Keep eyes on the road, not the screen

 The headline on the article in Wired reads "Rejoice! Carmakers Are Embracing Physical Buttons Again." 

It's the best news I've read in a long time, if slightly premature. Not all carmakers are going back to safer eyes-off controls, and none are doing very much to bring them back. 

There are strong economic incentives for vehicle manufacturers to install do-it-all touchscreens, with elaborate menus that require looking at the screen while the car is in motion. 

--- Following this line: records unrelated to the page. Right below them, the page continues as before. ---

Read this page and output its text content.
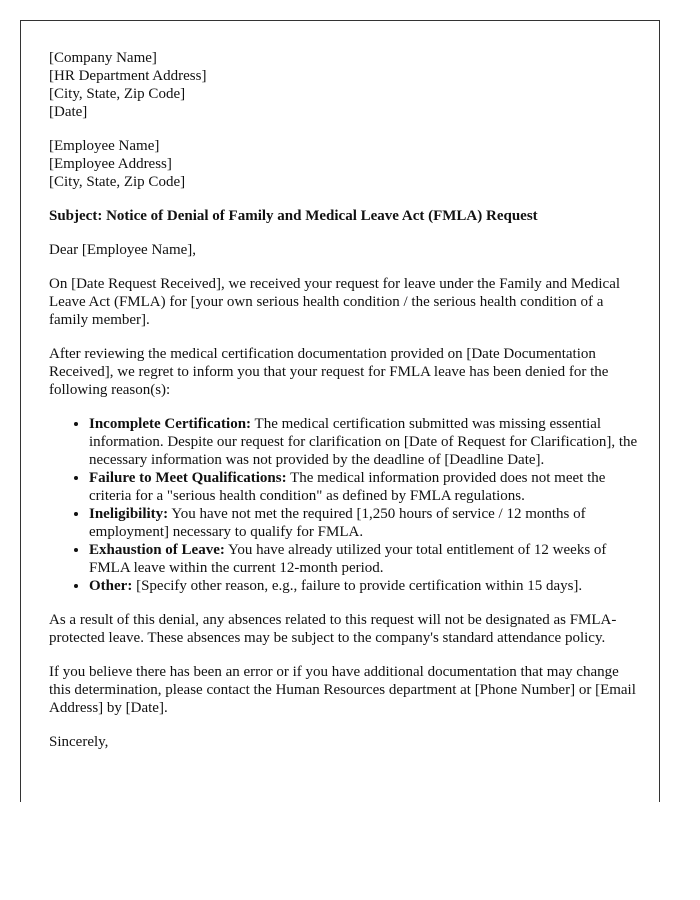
[Company Name]
[HR Department Address]
[City, State, Zip Code]
[Date]
[Employee Name]
[Employee Address]
[City, State, Zip Code]
Subject: Notice of Denial of Family and Medical Leave Act (FMLA) Request

Dear [Employee Name],

On [Date Request Received], we received your request for leave under the Family and Medical Leave Act (FMLA) for [your own serious health condition / the serious health condition of a family member].

After reviewing the medical certification documentation provided on [Date Documentation Received], we regret to inform you that your request for FMLA leave has been denied for the following reason(s):

• Incomplete Certification: The medical certification submitted was missing essential information. Despite our request for clarification on [Date of Request for Clarification], the necessary information was not provided by the deadline of [Deadline Date].
• Failure to Meet Qualifications: The medical information provided does not meet the criteria for a "serious health condition" as defined by FMLA regulations.
• Ineligibility: You have not met the required [1,250 hours of service / 12 months of employment] necessary to qualify for FMLA.
• Exhaustion of Leave: You have already utilized your total entitlement of 12 weeks of FMLA leave within the current 12-month period.
• Other: [Specify other reason, e.g., failure to provide certification within 15 days].

As a result of this denial, any absences related to this request will not be designated as FMLA-protected leave. These absences may be subject to the company's standard attendance policy.

If you believe there has been an error or if you have additional documentation that may change this determination, please contact the Human Resources department at [Phone Number] or [Email Address] by [Date].

Sincerely,
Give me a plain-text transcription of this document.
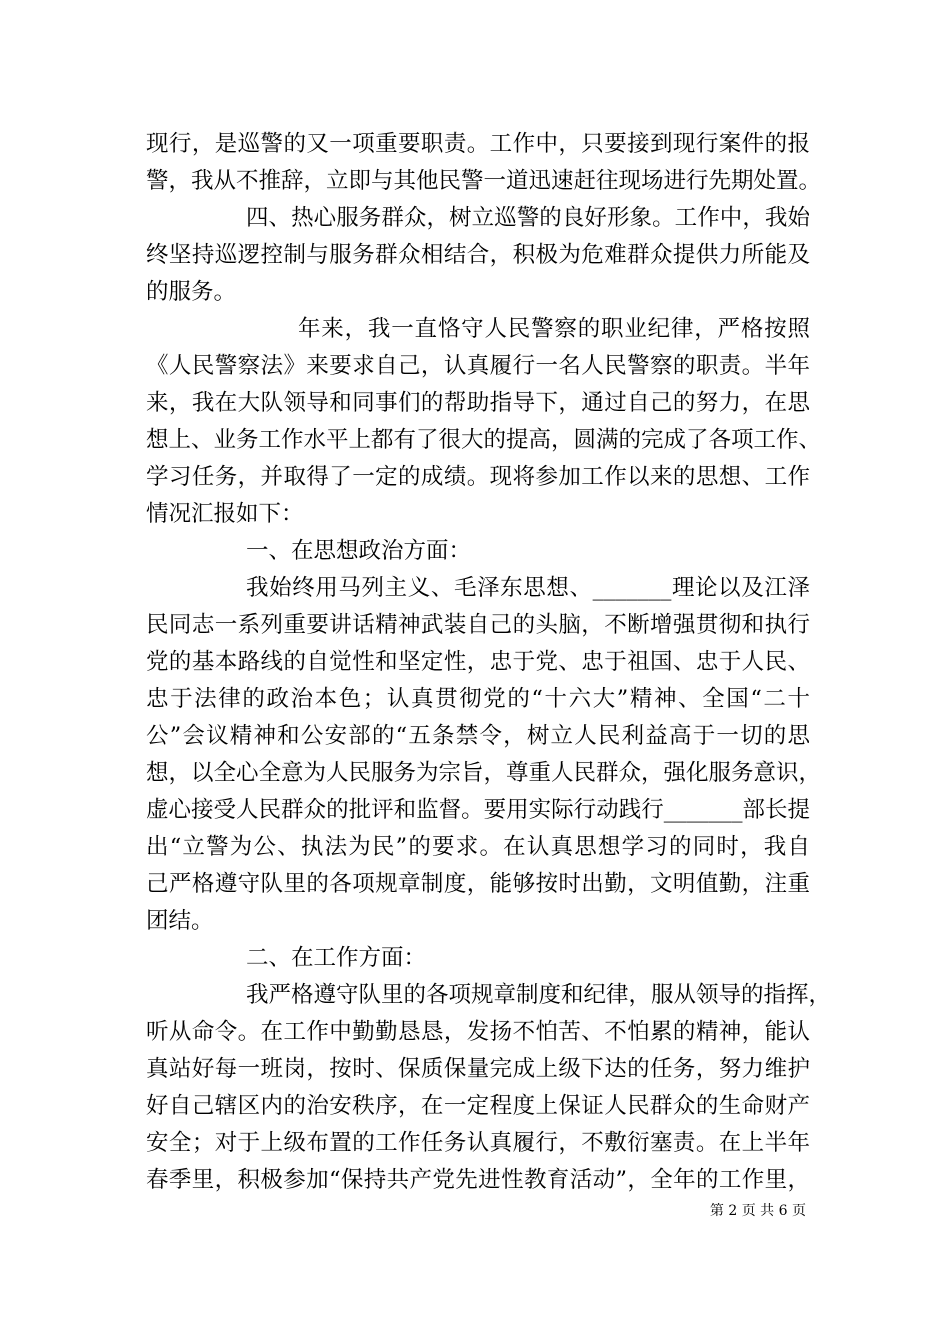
现行，是巡警的又一项重要职责。工作中，只要接到现行案件的报
警，我从不推辞，立即与其他民警一道迅速赶往现场进行先期处置。
四、热心服务群众，树立巡警的良好形象。工作中，我始
终坚持巡逻控制与服务群众相结合，积极为危难群众提供力所能及
的服务。
年来，我一直恪守人民警察的职业纪律，严格按照
《人民警察法》来要求自己，认真履行一名人民警察的职责。半年
来，我在大队领导和同事们的帮助指导下，通过自己的努力，在思
想上、业务工作水平上都有了很大的提高，圆满的完成了各项工作、
学习任务，并取得了一定的成绩。现将参加工作以来的思想、工作
情况汇报如下：
一、在思想政治方面：
我始终用马列主义、毛泽东思想、_______理论以及江泽
民同志一系列重要讲话精神武装自己的头脑，不断增强贯彻和执行
党的基本路线的自觉性和坚定性，忠于党、忠于祖国、忠于人民、
忠于法律的政治本色；认真贯彻党的“十六大”精神、全国“二十
公”会议精神和公安部的“五条禁令，树立人民利益高于一切的思
想，以全心全意为人民服务为宗旨，尊重人民群众，强化服务意识，
虚心接受人民群众的批评和监督。要用实际行动践行_______部长提
出“立警为公、执法为民”的要求。在认真思想学习的同时，我自
己严格遵守队里的各项规章制度，能够按时出勤，文明值勤，注重
团结。
二、在工作方面：
我严格遵守队里的各项规章制度和纪律，服从领导的指挥，
听从命令。在工作中勤勤恳恳，发扬不怕苦、不怕累的精神，能认
真站好每一班岗，按时、保质保量完成上级下达的任务，努力维护
好自己辖区内的治安秩序，在一定程度上保证人民群众的生命财产
安全；对于上级布置的工作任务认真履行，不敷衍塞责。在上半年
春季里，积极参加“保持共产党先进性教育活动”，全年的工作里，
第 2 页 共 6 页
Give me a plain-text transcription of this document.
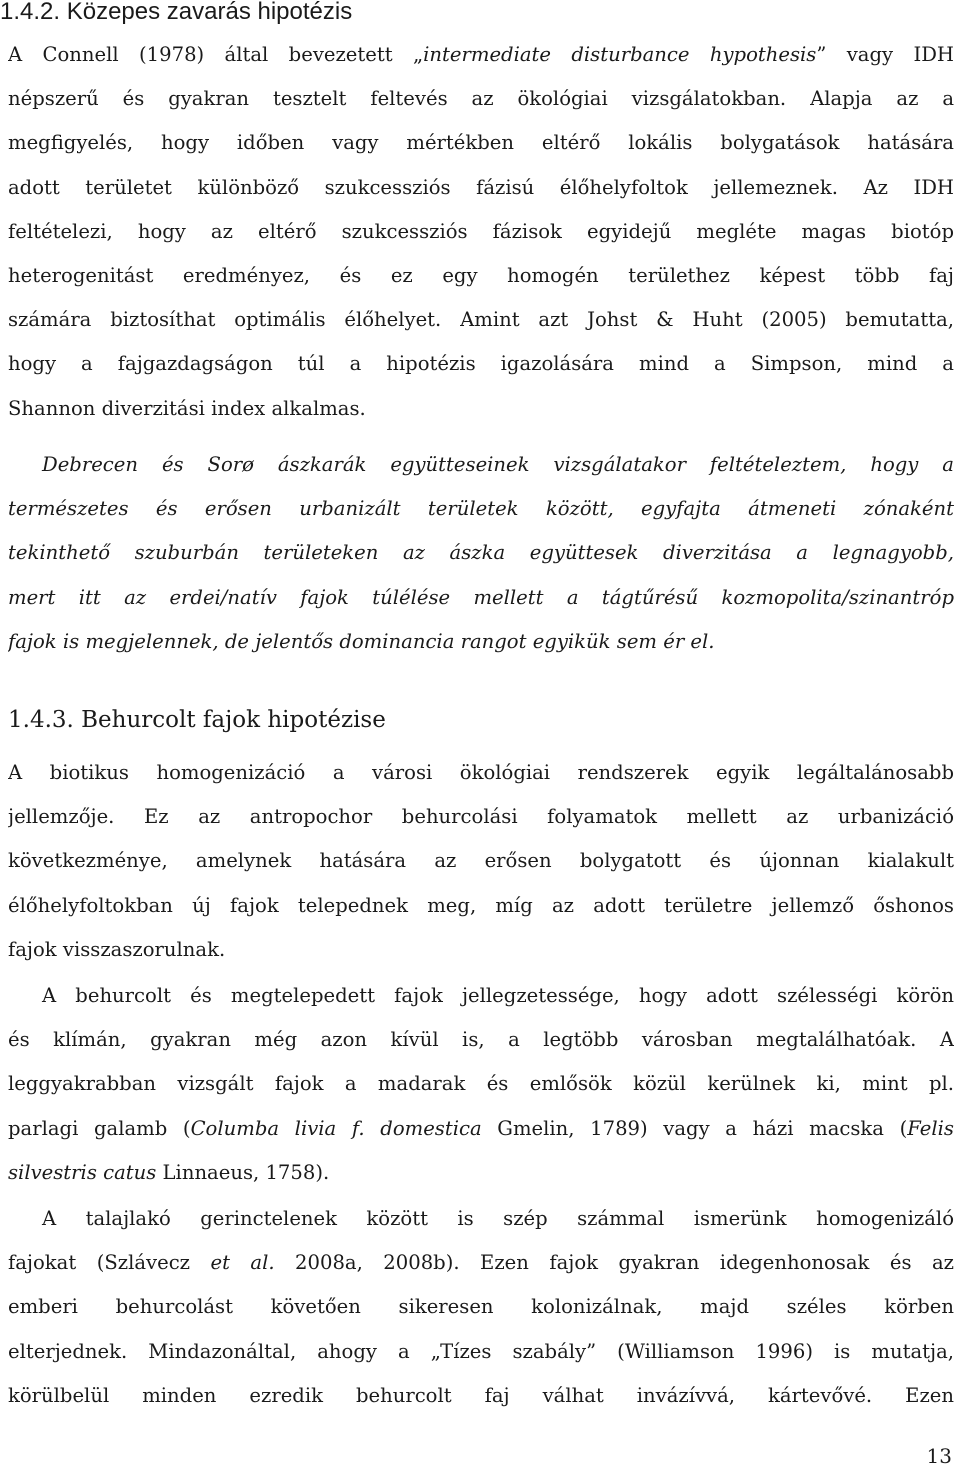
1.4.2. Közepes zavarás hipotézis
A Connell (1978) által bevezetett „intermediate disturbance hypothesis” vagy IDH
népszerű és gyakran tesztelt feltevés az ökológiai vizsgálatokban. Alapja az a
megfigyelés, hogy időben vagy mértékben eltérő lokális bolygatások hatására
adott területet különböző szukcessziós fázisú élőhelyfoltok jellemeznek. Az IDH
feltételezi, hogy az eltérő szukcessziós fázisok egyidejű megléte magas biotóp
heterogenitást eredményez, és ez egy homogén területhez képest több faj
számára biztosíthat optimális élőhelyet. Amint azt Johst & Huht (2005) bemutatta,
hogy a fajgazdagságon túl a hipotézis igazolására mind a Simpson, mind a
Shannon diverzitási index alkalmas.
Debrecen és Sorø ászkarák együtteseinek vizsgálatakor feltételeztem, hogy a
természetes és erősen urbanizált területek között, egyfajta átmeneti zónaként
tekinthető szuburbán területeken az ászka együttesek diverzitása a legnagyobb,
mert itt az erdei/natív fajok túlélése mellett a tágtűrésű kozmopolita/szinantróp
fajok is megjelennek, de jelentős dominancia rangot egyikük sem ér el.
1.4.3. Behurcolt fajok hipotézise
A biotikus homogenizáció a városi ökológiai rendszerek egyik legáltalánosabb
jellemzője. Ez az antropochor behurcolási folyamatok mellett az urbanizáció
következménye, amelynek hatására az erősen bolygatott és újonnan kialakult
élőhelyfoltokban új fajok telepednek meg, míg az adott területre jellemző őshonos
fajok visszaszorulnak.
A behurcolt és megtelepedett fajok jellegzetessége, hogy adott szélességi körön
és klímán, gyakran még azon kívül is, a legtöbb városban megtalálhatóak. A
leggyakrabban vizsgált fajok a madarak és emlősök közül kerülnek ki, mint pl.
parlagi galamb (Columba livia f. domestica Gmelin, 1789) vagy a házi macska (Felis
silvestris catus Linnaeus, 1758).
A talajlakó gerinctelenek között is szép számmal ismerünk homogenizáló
fajokat (Szlávecz et al. 2008a, 2008b). Ezen fajok gyakran idegenhonosak és az
emberi behurcolást követően sikeresen kolonizálnak, majd széles körben
elterjednek. Mindazonáltal, ahogy a „Tízes szabály” (Williamson 1996) is mutatja,
körülbelül minden ezredik behurcolt faj válhat invázívvá, kártevővé. Ezen

13
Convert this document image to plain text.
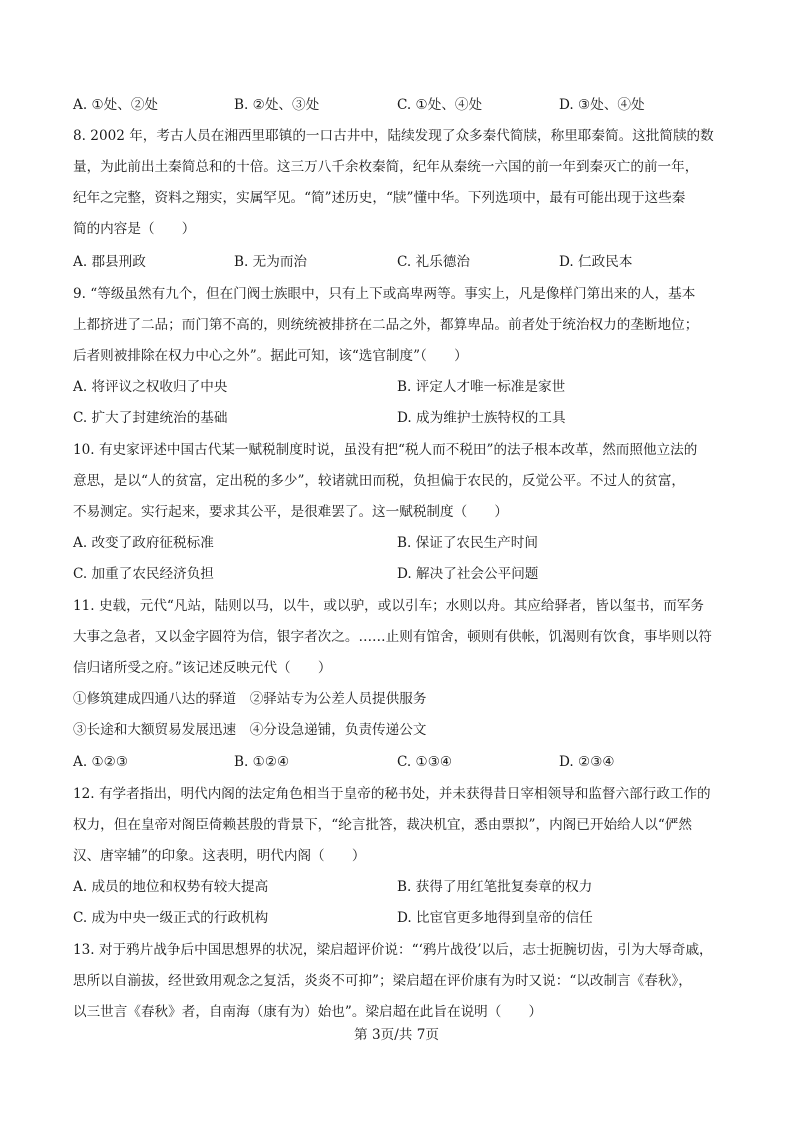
A. ①处、②处	B. ②处、③处	C. ①处、④处	D. ③处、④处
8. 2002 年，考古人员在湘西里耶镇的一口古井中，陆续发现了众多秦代简牍，称里耶秦简。这批简牍的数
量，为此前出土秦简总和的十倍。这三万八千余枚秦简，纪年从秦统一六国的前一年到秦灭亡的前一年，
纪年之完整，资料之翔实，实属罕见。“简”述历史，“牍”懂中华。下列选项中，最有可能出现于这些秦
简的内容是（　　）
A. 郡县刑政	B. 无为而治	C. 礼乐德治	D. 仁政民本
9. “等级虽然有九个，但在门阀士族眼中，只有上下或高卑两等。事实上，凡是像样门第出来的人，基本
上都挤进了二品；而门第不高的，则统统被排挤在二品之外，都算卑品。前者处于统治权力的垄断地位；
后者则被排除在权力中心之外”。据此可知，该“选官制度”（　　）
A. 将评议之权收归了中央	B. 评定人才唯一标准是家世
C. 扩大了封建统治的基础	D. 成为维护士族特权的工具
10. 有史家评述中国古代某一赋税制度时说，虽没有把“税人而不税田”的法子根本改革，然而照他立法的
意思，是以“人的贫富，定出税的多少”，较诸就田而税，负担偏于农民的，反觉公平。不过人的贫富，
不易测定。实行起来，要求其公平，是很难罢了。这一赋税制度（　　）
A. 改变了政府征税标准	B. 保证了农民生产时间
C. 加重了农民经济负担	D. 解决了社会公平问题
11. 史载，元代“凡站，陆则以马，以牛，或以驴，或以引车；水则以舟。其应给驿者，皆以玺书，而军务
大事之急者，又以金字圆符为信，银字者次之。……止则有馆舍，顿则有供帐，饥渴则有饮食，事毕则以符
信归诸所受之府。”该记述反映元代（　　）
①修筑建成四通八达的驿道　②驿站专为公差人员提供服务
③长途和大额贸易发展迅速　④分设急递铺，负责传递公文
A. ①②③	B. ①②④	C. ①③④	D. ②③④
12. 有学者指出，明代内阁的法定角色相当于皇帝的秘书处，并未获得昔日宰相领导和监督六部行政工作的
权力，但在皇帝对阁臣倚赖甚殷的背景下，“纶言批答，裁决机宜，悉由票拟”，内阁已开始给人以“俨然
汉、唐宰辅”的印象。这表明，明代内阁（　　）
A. 成员的地位和权势有较大提高	B. 获得了用红笔批复奏章的权力
C. 成为中央一级正式的行政机构	D. 比宦官更多地得到皇帝的信任
13. 对于鸦片战争后中国思想界的状况，梁启超评价说：“‘鸦片战役’以后，志士扼腕切齿，引为大辱奇戚，
思所以自湔拔，经世致用观念之复活，炎炎不可抑”；梁启超在评价康有为时又说：“以改制言《春秋》，
以三世言《春秋》者，自南海（康有为）始也”。梁启超在此旨在说明（　　）
第 3页/共 7页
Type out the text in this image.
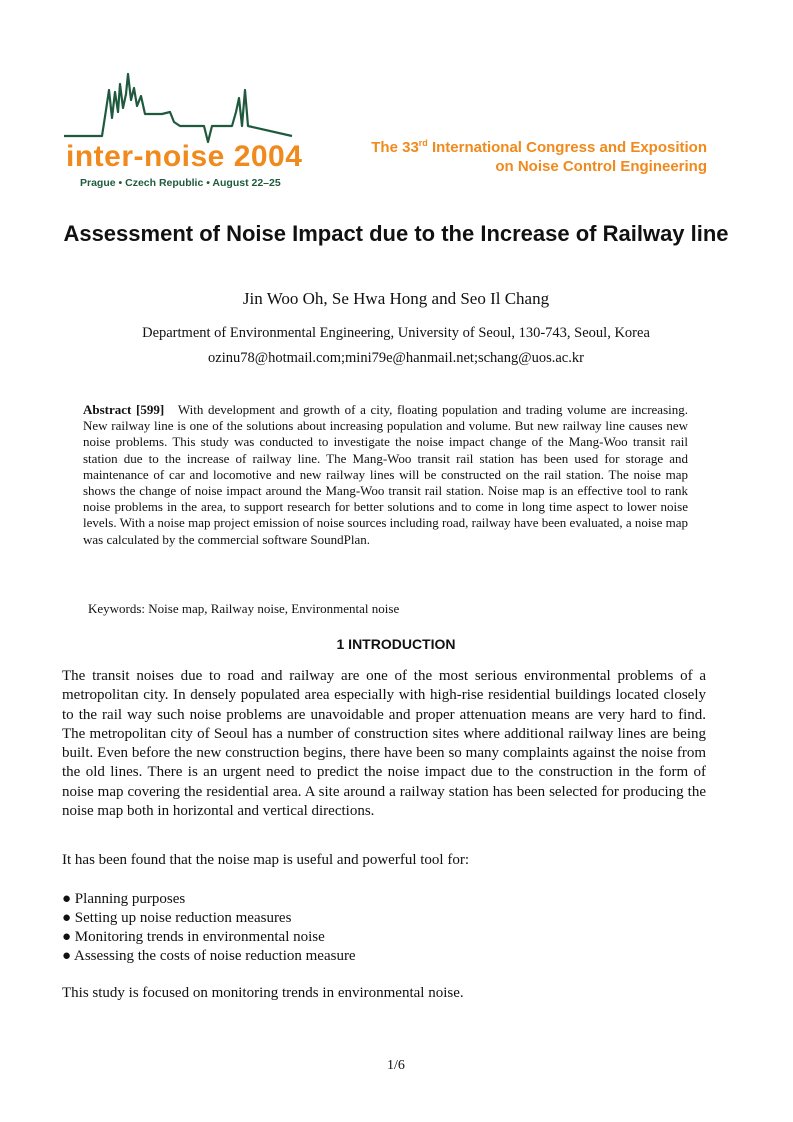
inter-noise 2004
Prague • Czech Republic • August 22–25
The 33rd International Congress and Exposition
on Noise Control Engineering
Assessment of Noise Impact due to the Increase of Railway line
Jin Woo Oh, Se Hwa Hong and Seo Il Chang
Department of Environmental Engineering, University of Seoul, 130-743, Seoul, Korea
ozinu78@hotmail.com;mini79e@hanmail.net;schang@uos.ac.kr
Abstract [599] With development and growth of a city, floating population and trading volume are increasing. New railway line is one of the solutions about increasing population and volume. But new railway line causes new noise problems. This study was conducted to investigate the noise impact change of the Mang-Woo transit rail station due to the increase of railway line. The Mang-Woo transit rail station has been used for storage and maintenance of car and locomotive and new railway lines will be constructed on the rail station. The noise map shows the change of noise impact around the Mang-Woo transit rail station. Noise map is an effective tool to rank noise problems in the area, to support research for better solutions and to come in long time aspect to lower noise levels. With a noise map project emission of noise sources including road, railway have been evaluated, a noise map was calculated by the commercial software SoundPlan.
Keywords: Noise map, Railway noise, Environmental noise
1 INTRODUCTION
The transit noises due to road and railway are one of the most serious environmental problems of a metropolitan city. In densely populated area especially with high-rise residential buildings located closely to the rail way such noise problems are unavoidable and proper attenuation means are very hard to find. The metropolitan city of Seoul has a number of construction sites where additional railway lines are being built. Even before the new construction begins, there have been so many complaints against the noise from the old lines. There is an urgent need to predict the noise impact due to the construction in the form of noise map covering the residential area. A site around a railway station has been selected for producing the noise map both in horizontal and vertical directions.
It has been found that the noise map is useful and powerful tool for:
● Planning purposes
● Setting up noise reduction measures
● Monitoring trends in environmental noise
● Assessing the costs of noise reduction measure
This study is focused on monitoring trends in environmental noise.
1/6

They'll continue to do so, despite obvious safety hazards. Motorcycle makers have the same incentives. But it's not motorcycle instrument panels that mostly menace motorcyclists. 

"Distracted" automobile drivers are the huge threat to motorcyclists. Riders already fear they're nearly invisible, even to attentive drivers. Screens promote additional distraction. 

Experienced drivers and riders know that the best kind of controls are those you can operate without having to look at them. Knobs, switches, levers and buttons placed where muscles can remember their location and function are life savers. 

Quoted in the Wired article is VW design chief Andreas Mindt:

"It's not a phone, it's a car."

That simple philosophy, put into effect across the industry, could save many lives.

Wired printed a chart from IAM Roadsmart showing the change in reaction time caused by various distractions. An undistracted driver has a reaction time of one second. A drunk driver has a reaction time 12 percent greater.

That's bad.

What's worse? A driver using Apple CarPlay on the touch screen has a reaction time 57 percent greater.

If automakers seriously do address the problem of distracting screens, I suspect the first thing they will do is go to voice commands. That's better, but not much.

The Wired chart shows that using CarPlay voice commands only reduces added reaction time to 36 percent greater than that of an undistracted driver.

My wife patiently endures my resistance to using, or even looking at, the touch screen on the dashboard of our family car.

As co-pilot, she attends to the various functions, and even announces what the navigation map shows.

"Not this light, but at the next one, turn left," she'll say.

What am I looking at instead? The road ahead, as seen through the windshield.

I'm not a hero; just an old guy who grew up driving old cars and, for almost a decade, commuting on an old Royal Enfield motorcycle.

On a motorcycle, you had better not be looking at the instrument panel (such as there is, on a motorcycle) when moving.

The only downside to ignoring a motorcycle dash is that the turn signals on a motorcycle are not self-cancelling, so, yes, an inattentive motorcyclist can merrily ride for miles indicating a turn he never takes.

That's important. I try to compensate by using hand signals, which do, in effect, self cancel.

In the car, I let my wife wrestle with CarPlay.